Le ténor wolastoqiyik a déclaré à La Presse Canadienne qu’il ne souhaitait plus participer à la cérémonie de remise des prix de cette année, alors que les questions se multiplient sur l’organisation après le congédiement de sa présidente et directrice générale, Blanche Israël, en janvier. «Je suis l’exemple des personnes sur le terrain au sein de la communauté musicale de la côte est, a-t-il déclaré mercredi en entrevue. Il est important pour nous, artistes, de nous exprimer ensemble et de commencer à poser des questions à une organisation qui prétend nous soutenir et nous représenter.» Dutcher, l’un des principaux finalistes aux côtés du rappeur Classified d’Enfield, en Nouvelle-Écosse, a cité plusieurs autres musiciens qui, au cours des deux dernières semaines, ont demandé aux ECMA de retirer leurs nominations. Parmi eux figurent les rappeurs Wolf Castle de la Première Nation de Pabineau et Stephen Hero de Saint-Jean, au Nouveau-Brunswick, ainsi que l’auteur-compositeur-interprète Mo Kenney de Dartmouth, en Nouvelle-Écosse, dont la chanson «Evening Dream» était en lice pour le prix de la meilleure sortie rock/alternative de l’année.
Evan Newman, directeur de la maison de disques Outside Music à Halifax, s’est retiré de la liste des nominés pour le prix de l’agent artistique de l’année. Les représentants de l’organisation n’ont pas commenté. Le site internet des ECMA a retiré Dutcher et plusieurs autres nominés de leur catégorie respective. Les ECMA sont en proie à des turbulences depuis des mois quant à leur avenir et à ce que certains musiciens qualifient de lutte de pouvoir qui s’est déroulée principalement à huis clos. Cet organisme à but non lucratif a été créé il y a plus de 30 ans pour soutenir les artistes locaux et organiser la cérémonie de remise des prix, mais les critiques ont suggéré qu’il était en décalage avec son époque. Certains affirment que les organisateurs misent trop sur la musique folk et rock, minimisant ainsi la communauté florissante d’autres genres musicaux dans la région.

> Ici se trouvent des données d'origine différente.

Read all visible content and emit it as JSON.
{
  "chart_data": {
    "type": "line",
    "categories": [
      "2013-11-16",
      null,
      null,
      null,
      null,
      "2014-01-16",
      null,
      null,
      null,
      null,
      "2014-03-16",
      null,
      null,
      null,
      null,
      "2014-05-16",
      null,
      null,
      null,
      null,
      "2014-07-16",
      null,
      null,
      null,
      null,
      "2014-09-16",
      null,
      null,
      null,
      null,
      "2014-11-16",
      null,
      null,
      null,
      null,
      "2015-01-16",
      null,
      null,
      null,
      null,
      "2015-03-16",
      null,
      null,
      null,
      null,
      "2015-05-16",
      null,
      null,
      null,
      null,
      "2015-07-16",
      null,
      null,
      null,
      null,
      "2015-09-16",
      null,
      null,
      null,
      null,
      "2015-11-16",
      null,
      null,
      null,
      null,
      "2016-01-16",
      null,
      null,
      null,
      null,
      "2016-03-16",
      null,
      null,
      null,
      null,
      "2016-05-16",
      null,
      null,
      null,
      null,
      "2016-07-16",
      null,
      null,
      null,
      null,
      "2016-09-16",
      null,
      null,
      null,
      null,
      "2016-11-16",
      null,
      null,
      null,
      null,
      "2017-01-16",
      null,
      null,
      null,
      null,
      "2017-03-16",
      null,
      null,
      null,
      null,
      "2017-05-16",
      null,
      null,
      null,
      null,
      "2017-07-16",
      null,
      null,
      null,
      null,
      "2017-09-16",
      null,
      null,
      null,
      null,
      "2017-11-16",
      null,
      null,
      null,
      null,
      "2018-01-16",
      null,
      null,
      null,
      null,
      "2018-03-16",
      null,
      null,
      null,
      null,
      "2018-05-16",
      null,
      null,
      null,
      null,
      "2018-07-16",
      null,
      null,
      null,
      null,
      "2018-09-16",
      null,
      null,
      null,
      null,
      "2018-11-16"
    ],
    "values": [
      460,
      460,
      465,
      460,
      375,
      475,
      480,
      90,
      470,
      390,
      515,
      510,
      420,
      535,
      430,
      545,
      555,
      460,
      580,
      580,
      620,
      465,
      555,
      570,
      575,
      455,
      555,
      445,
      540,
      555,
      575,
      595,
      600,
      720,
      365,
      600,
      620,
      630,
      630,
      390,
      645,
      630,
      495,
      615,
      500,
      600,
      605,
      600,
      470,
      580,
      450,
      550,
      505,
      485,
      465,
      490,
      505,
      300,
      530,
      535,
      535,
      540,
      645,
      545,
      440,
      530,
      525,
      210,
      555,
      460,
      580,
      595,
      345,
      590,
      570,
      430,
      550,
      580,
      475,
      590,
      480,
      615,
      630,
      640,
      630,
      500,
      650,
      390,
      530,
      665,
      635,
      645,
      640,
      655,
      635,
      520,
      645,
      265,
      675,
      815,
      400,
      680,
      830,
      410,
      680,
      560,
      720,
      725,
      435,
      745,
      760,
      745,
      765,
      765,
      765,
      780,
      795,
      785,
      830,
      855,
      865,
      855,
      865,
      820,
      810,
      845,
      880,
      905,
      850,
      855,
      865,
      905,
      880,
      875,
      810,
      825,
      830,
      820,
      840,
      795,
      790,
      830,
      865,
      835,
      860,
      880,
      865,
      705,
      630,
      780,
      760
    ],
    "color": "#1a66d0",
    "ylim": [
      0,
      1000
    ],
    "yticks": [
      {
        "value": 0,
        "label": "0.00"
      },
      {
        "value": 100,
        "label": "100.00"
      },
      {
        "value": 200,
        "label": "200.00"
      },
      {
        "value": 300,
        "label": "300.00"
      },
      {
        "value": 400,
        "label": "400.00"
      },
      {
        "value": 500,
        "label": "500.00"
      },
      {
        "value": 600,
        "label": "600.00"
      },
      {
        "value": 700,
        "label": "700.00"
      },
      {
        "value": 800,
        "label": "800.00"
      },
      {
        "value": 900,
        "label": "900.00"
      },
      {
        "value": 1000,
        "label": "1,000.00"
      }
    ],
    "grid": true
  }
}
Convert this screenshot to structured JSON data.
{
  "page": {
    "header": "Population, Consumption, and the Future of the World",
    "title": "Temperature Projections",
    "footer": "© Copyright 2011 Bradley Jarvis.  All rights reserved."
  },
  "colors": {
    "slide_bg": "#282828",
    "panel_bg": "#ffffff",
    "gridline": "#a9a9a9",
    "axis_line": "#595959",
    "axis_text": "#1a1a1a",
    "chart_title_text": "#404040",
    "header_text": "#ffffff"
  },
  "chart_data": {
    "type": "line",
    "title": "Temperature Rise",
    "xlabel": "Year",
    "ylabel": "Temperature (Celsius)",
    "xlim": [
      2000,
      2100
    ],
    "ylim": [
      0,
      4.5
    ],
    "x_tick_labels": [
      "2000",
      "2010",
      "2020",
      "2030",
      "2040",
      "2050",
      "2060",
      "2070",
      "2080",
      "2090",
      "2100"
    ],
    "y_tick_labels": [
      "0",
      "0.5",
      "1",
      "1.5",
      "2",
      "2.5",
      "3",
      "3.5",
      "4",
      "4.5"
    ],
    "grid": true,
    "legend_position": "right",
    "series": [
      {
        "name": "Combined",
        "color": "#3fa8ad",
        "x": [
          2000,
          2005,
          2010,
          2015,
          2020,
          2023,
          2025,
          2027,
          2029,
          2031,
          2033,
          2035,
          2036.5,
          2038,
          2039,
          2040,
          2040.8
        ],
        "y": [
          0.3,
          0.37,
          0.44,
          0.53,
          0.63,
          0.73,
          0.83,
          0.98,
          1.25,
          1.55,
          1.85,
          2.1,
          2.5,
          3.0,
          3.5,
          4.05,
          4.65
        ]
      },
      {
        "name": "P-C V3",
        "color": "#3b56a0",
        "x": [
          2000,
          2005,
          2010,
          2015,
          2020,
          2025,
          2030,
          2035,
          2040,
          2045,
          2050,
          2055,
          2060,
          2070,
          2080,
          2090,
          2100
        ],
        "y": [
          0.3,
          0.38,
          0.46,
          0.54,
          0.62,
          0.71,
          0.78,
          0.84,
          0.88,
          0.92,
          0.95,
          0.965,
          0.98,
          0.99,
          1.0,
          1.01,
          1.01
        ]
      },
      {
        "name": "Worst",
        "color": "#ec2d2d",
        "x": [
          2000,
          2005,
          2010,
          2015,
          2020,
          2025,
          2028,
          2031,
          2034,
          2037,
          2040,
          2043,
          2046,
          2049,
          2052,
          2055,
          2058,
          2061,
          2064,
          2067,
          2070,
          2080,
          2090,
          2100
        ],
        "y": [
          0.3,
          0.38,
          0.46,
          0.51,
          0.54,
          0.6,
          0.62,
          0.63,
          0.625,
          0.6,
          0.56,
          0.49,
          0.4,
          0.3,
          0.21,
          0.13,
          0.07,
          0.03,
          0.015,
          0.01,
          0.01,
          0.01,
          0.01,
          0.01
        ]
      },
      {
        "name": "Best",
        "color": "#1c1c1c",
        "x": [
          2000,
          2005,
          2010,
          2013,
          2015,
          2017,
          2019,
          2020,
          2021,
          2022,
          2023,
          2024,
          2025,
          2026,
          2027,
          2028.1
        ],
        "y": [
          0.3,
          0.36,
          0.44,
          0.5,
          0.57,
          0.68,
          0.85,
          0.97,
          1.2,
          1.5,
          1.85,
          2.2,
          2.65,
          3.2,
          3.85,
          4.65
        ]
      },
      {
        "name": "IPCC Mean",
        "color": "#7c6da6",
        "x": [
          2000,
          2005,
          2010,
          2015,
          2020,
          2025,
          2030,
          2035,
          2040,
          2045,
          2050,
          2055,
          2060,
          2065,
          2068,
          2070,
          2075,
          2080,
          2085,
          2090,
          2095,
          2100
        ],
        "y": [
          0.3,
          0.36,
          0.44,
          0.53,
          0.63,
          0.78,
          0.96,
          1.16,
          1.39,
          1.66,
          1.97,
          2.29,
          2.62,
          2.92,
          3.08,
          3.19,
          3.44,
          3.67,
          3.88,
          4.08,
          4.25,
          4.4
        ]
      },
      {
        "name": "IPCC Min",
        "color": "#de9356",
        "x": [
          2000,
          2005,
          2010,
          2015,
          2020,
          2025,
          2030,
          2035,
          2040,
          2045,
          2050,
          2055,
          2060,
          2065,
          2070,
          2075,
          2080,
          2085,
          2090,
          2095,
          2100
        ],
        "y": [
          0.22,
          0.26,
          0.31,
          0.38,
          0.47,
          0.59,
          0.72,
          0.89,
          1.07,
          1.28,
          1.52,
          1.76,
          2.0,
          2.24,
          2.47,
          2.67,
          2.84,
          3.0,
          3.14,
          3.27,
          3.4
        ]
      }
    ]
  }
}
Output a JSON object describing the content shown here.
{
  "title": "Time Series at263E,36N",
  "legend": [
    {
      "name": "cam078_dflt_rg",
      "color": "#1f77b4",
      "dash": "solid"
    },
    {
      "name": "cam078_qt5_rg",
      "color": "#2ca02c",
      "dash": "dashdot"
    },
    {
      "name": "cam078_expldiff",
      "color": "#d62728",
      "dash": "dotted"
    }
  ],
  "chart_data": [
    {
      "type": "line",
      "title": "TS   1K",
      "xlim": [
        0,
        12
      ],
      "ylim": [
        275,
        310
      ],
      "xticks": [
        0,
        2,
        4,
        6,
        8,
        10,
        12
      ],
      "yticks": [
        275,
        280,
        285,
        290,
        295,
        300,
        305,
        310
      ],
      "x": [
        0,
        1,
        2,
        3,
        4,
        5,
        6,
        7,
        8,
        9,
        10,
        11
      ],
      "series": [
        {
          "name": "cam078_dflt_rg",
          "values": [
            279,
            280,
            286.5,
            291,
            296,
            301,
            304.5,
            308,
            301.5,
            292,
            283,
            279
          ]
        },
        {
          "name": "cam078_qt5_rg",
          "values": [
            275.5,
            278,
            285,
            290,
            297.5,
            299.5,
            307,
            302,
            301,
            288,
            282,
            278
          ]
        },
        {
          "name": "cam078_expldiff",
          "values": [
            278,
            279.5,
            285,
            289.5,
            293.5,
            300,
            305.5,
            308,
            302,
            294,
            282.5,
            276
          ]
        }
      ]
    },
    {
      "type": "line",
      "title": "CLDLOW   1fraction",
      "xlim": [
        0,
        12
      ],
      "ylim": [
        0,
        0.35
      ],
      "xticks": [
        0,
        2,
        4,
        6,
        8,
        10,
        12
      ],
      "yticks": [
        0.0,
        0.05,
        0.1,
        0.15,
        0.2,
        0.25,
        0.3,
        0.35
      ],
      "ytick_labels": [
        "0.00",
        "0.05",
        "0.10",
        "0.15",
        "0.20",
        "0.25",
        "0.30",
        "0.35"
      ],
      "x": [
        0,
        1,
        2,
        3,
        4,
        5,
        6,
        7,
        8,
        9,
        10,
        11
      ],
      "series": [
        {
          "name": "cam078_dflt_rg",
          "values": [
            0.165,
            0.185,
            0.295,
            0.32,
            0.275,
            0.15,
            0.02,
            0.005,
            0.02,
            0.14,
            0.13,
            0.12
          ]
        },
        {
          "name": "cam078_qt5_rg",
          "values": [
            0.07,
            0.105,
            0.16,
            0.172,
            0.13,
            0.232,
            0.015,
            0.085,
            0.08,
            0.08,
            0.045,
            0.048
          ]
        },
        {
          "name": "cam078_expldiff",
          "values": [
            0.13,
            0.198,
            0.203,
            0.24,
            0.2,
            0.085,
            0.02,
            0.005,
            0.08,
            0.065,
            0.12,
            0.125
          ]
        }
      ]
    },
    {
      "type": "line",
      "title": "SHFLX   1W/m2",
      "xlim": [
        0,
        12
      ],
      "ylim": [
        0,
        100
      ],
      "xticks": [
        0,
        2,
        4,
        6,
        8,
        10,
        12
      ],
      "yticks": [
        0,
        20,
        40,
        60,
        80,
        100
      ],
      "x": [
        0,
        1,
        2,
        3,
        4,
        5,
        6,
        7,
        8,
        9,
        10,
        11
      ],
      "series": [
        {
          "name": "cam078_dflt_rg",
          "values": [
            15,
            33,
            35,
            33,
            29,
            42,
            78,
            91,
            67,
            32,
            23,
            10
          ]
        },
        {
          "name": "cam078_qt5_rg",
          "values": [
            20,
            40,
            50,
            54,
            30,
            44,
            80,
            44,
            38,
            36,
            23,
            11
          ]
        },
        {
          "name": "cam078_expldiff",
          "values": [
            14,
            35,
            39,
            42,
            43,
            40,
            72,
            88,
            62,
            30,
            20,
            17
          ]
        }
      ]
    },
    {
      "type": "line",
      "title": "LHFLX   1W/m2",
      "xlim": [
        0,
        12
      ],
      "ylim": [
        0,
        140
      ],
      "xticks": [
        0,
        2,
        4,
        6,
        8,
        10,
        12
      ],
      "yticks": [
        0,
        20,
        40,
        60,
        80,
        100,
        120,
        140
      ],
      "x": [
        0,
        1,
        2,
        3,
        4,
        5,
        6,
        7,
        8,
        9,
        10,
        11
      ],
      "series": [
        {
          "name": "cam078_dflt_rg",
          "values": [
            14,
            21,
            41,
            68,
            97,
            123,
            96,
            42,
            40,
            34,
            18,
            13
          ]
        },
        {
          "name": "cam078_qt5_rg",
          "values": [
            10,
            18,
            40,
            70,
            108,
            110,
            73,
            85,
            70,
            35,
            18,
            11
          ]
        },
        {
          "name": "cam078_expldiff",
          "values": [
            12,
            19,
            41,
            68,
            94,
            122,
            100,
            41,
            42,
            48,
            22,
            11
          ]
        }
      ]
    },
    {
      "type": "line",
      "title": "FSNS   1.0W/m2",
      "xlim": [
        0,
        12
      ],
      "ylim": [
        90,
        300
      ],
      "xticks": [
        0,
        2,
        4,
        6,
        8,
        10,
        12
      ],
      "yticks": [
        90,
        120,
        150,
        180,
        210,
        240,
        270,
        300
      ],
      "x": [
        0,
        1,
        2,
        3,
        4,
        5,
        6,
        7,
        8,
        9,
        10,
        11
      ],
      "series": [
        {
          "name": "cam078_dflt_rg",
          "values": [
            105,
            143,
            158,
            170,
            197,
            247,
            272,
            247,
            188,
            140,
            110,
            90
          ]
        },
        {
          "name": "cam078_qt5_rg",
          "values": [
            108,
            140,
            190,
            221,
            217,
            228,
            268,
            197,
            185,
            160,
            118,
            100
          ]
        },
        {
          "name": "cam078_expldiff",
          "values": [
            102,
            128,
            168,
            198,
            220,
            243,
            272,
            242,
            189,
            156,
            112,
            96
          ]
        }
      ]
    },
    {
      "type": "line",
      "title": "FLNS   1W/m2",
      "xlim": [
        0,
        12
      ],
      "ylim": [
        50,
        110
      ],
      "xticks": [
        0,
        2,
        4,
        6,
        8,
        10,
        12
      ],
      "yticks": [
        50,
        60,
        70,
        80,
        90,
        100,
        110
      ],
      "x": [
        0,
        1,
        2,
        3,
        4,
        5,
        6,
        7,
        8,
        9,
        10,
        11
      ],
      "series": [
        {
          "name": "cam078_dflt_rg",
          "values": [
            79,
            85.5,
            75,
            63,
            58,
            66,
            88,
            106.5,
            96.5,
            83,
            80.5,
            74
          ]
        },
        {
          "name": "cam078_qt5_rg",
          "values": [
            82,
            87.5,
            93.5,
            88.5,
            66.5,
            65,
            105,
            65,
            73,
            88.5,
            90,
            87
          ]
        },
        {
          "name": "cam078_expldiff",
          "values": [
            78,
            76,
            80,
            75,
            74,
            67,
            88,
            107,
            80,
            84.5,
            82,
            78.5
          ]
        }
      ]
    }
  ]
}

Cependant, les ECMA décernent des dizaines de prix musicaux couvrant le rap, la danse, le blues, le country, ainsi que les prix de l’artiste francophone, autochtone et afro-canadien de l’année.
Les ECMA semblaient prêts à répondre aux préoccupations de certains membres concernant l’inclusion lorsque Mme Israël a été recrutée au début de 2024. Dans son annonce d’embauche, la présidente a salué sa «diversité d’expérience et sa profonde compréhension du paysage culturel du Canada atlantique», affirmant qu’elle ouvrirait la voie à une «croissance et une innovation renouvelées» au sein de l’organisation. Mme Israël avait de l’expérience en tant que stratège culturelle et près de deux décennies comme violoncelliste à Montréal, notamment comme collaboratrice sur les premières œuvres de Dutcher. Son mandat était d’améliorer la diversité, l’équité et l’inclusion au sein des ECMA.
Sous sa direction, l’organisation a commencé à introduire des changements structurels, notamment une réforme du processus de candidature aux prix visant à mieux représenter un éventail de genres musicaux de l’Atlantique. Cependant, une pétition déposée l’automne dernier par la directrice fondatrice des ECMA, Sheri Jones, alléguait que les membres et autres dirigeants n’avaient pas été suffisamment consultés au cours du processus. Mme Jones, gérante d’artistes dont Joel Plaskett et Kim Stockwood font partie, a appelé à plus de transparence et à une meilleure communication. Sa pétition a recueilli 648 signatures et a suscité la réaction du conseil d’administration. Mme Jones n’a pas répondu aux demandes de commentaires.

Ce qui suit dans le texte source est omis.